- George Castle: [after Father Browne leaves the CPS offices] Well, I'm Church of Scotland, so I'm okay.
- Robert Ridley QC: We'll never know why Garvey shot himself, unless you can communicate with the dead.
- James Steel: Well, I am a man of many talents, Robert.
- Alesha Phillips: Another satisfied member of the James Steel fan club. What do you that winds these people up?
- James Steel: Oh you know... breathe.
- James Steel: I made a few gentle inquiries, George. If the Cardinal misunderstood my tone, that's not my problem.
- George Castle: Gentle inquiries? His exact words were 'bully boy techniques, veiled threats and libelous accusations'.
- James Steel: That doesn't sound like me.
- George Castle: That's about par for the course to me
- [Alesha is snickering in the background]

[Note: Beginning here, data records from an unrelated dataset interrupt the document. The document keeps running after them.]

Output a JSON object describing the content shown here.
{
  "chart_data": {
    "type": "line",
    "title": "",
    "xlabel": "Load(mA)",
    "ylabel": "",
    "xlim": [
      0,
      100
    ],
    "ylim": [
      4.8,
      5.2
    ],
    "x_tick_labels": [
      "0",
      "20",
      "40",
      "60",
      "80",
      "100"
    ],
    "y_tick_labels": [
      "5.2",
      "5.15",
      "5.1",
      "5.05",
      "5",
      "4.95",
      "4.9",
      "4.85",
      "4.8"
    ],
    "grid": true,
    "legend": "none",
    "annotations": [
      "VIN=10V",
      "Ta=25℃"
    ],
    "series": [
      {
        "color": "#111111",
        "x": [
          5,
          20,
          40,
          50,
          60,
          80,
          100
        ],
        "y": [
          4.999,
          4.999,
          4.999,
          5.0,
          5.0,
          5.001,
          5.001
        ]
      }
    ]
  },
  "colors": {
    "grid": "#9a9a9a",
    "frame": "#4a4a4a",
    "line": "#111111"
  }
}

- Father Aiden Browne: [discussing a former priest who is on trial] He had wanderlust.
- James Steel: With the greatest respect Father, I think his lust was of a very different sort.
- Robert Ridley QC: Scottish expert witness? It always plays well with the jury. I don't know how I'm going to bounce back.
- James Steel: Don't sell yourself short, Robert. I'm sure you or one of flying monkeys are already cooking up a way for Nugent to wriggle out of this.
- George Castle: We lost the last hand, and they hold all the cards.
- James Steel: So let's call their bluff. We'll threaten to hit them where it hurts-in their pockets. We'll say Harry Lucas is going to bring a civil suit against them just like in Ireland and if that happens, it'll cost them millions.
- George Castle: And if they don't fold?
- [James looks at him with a poker face]
- James Steel: Remind me NEVER to play you in poker.
- Robert Ridley QC: [In the CPS office] This place gives me a migraine
- James Steel: That'll be your conscience gnawing at you, Robert.
- George Castle: Do you know what I am doing tomorrow James? I am accounting to the Chief Exec of the CPS for every penny spent on failed convictions. It's Saturday tomorrow, James. I like Saturdays - my wife insists on them.
- James Steel: So you want us to come back at the start of the next financial year?
- George Castle: Don't be a smart ass.